Na parterze cele, nowocześniejsze, czystsze niż w Sarai. Pensjonariusze też byli tu inni. Po niektórych pozostały ścienne rysunki. Cela nr 15: na ścianie wyrysowany izraelski czołg Merkava. Cela 8: meczet Omara w Jerozolimie, symbol oporu przeciwko Izraelowi, obok granat. Cela 28: amerykański karabin M-16 w skali jeden do jednego. Widać od razu, że dilerzy narkotykowi i pedofile tu nie siedzieli. Trzymano tu przeciwników politycznych, ideowych i gotowych umrzeć, takich, którzy w celach zamiast kombinować jak przeżyć, wciąż marzyli, że jak wyjdą na wolność, znów będą walczyć z Izraelem.
Abbas, który został wyznaczony mi za przewodnika, czaruje szlachetnymi planami: - Przerobimy koszary na szkołę, będą służyły młodym - mówi. Wierzę, że jest szczery, ale nie mam żadnych złudzeń, że nic z jego marzeń się nie ziści. Drzwi do połowy cel wciąż mają sprawne zamki, wystarczy wepchnąć człowieka do środka i przekręcić klucz. Kiedyś pojawi się tu pierwszy więzień - tak na chwilę, bo nie wiadomo, co z nim zrobić, a przecież więzienie stoi. Wkrótce będą następni i następni, aż zapełnią się wszystkie cele. Dawni torturowani staną się torturującymi. Innego świata nie znają.

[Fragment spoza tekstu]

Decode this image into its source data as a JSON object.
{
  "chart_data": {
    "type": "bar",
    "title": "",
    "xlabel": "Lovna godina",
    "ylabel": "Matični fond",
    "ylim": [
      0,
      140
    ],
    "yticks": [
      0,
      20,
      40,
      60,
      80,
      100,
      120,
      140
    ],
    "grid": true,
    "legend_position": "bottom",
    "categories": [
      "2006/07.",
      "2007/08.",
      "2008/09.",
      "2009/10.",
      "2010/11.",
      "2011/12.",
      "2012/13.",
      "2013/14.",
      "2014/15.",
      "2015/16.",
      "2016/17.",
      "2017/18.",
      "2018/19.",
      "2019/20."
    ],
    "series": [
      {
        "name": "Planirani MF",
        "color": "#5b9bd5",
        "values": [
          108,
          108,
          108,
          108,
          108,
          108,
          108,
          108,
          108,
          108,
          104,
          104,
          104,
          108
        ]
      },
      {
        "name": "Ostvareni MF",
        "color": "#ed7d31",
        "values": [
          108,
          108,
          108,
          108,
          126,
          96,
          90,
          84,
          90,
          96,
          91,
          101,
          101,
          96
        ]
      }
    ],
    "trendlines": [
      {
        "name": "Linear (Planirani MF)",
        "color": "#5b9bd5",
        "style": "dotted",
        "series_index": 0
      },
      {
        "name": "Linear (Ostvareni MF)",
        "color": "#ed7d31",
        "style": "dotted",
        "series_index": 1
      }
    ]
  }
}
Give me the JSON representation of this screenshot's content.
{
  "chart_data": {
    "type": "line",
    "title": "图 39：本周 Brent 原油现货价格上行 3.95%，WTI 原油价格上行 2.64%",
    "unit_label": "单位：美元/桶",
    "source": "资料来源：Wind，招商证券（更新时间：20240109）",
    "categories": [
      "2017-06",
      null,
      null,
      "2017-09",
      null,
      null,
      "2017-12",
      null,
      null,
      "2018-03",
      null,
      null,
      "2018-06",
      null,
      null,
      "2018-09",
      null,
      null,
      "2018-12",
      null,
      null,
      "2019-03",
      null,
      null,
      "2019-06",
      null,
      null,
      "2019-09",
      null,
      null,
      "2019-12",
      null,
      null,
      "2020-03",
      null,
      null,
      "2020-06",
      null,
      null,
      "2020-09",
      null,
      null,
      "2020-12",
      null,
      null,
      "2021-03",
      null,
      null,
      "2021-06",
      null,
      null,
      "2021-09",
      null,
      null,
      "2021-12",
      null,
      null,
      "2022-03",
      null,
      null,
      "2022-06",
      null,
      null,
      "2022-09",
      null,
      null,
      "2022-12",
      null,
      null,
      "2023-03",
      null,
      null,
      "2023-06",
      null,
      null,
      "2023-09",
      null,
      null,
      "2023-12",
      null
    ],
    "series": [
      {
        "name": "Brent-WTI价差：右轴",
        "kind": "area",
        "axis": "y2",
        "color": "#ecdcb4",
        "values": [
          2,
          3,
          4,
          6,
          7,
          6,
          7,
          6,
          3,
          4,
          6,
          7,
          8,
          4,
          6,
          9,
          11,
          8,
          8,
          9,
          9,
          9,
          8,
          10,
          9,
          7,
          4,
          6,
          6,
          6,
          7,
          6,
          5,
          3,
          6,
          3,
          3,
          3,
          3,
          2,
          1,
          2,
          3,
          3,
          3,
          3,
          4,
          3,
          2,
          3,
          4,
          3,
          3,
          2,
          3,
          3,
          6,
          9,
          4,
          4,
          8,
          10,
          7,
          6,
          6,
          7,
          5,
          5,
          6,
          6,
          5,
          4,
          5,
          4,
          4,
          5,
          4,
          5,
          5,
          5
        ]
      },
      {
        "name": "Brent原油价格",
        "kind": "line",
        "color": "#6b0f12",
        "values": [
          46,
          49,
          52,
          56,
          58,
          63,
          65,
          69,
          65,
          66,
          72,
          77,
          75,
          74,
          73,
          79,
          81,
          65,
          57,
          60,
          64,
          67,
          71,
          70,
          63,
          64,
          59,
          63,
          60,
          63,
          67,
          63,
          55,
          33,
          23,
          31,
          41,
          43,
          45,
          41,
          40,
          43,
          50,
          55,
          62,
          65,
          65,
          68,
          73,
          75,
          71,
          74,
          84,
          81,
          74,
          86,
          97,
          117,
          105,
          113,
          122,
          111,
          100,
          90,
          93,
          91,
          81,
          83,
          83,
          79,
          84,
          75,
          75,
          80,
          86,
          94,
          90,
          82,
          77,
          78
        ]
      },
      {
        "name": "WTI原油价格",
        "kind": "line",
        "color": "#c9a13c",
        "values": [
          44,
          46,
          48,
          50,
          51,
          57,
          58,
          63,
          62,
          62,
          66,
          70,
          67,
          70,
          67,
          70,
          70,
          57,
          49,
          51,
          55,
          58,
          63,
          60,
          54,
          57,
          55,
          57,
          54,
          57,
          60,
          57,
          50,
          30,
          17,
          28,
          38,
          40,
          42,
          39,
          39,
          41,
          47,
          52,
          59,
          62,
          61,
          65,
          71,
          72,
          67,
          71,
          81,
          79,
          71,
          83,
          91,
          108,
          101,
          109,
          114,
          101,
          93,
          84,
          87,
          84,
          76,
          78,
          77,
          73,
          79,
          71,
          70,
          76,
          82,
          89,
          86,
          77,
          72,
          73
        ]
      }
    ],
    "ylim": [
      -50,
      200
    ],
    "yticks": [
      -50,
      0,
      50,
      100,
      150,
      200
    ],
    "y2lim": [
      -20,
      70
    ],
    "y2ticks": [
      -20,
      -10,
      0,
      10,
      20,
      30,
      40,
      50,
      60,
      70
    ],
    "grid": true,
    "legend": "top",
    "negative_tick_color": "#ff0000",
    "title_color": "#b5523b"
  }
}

Jeszcze nie jest za późno, jeszcze można podłożyć kilka solidnych ładunków i ponure dziedzictwo fatahowskiej policji runie na zawsze, zanim zarazi zwycięzców wirusem terroru w państwowym przebraniu. Płonna nadzieja. Kątem oka widzę, jak bojownicy Hamasu już rozsiedli się w kwaterze. Już pojawiły się ciężarówki z poprzecznymi ławkami. Wyraźnie zostaną tu na dłużej. Później próbowałem do więzienia wejść drugi raz. Już mnie nie wpuścili.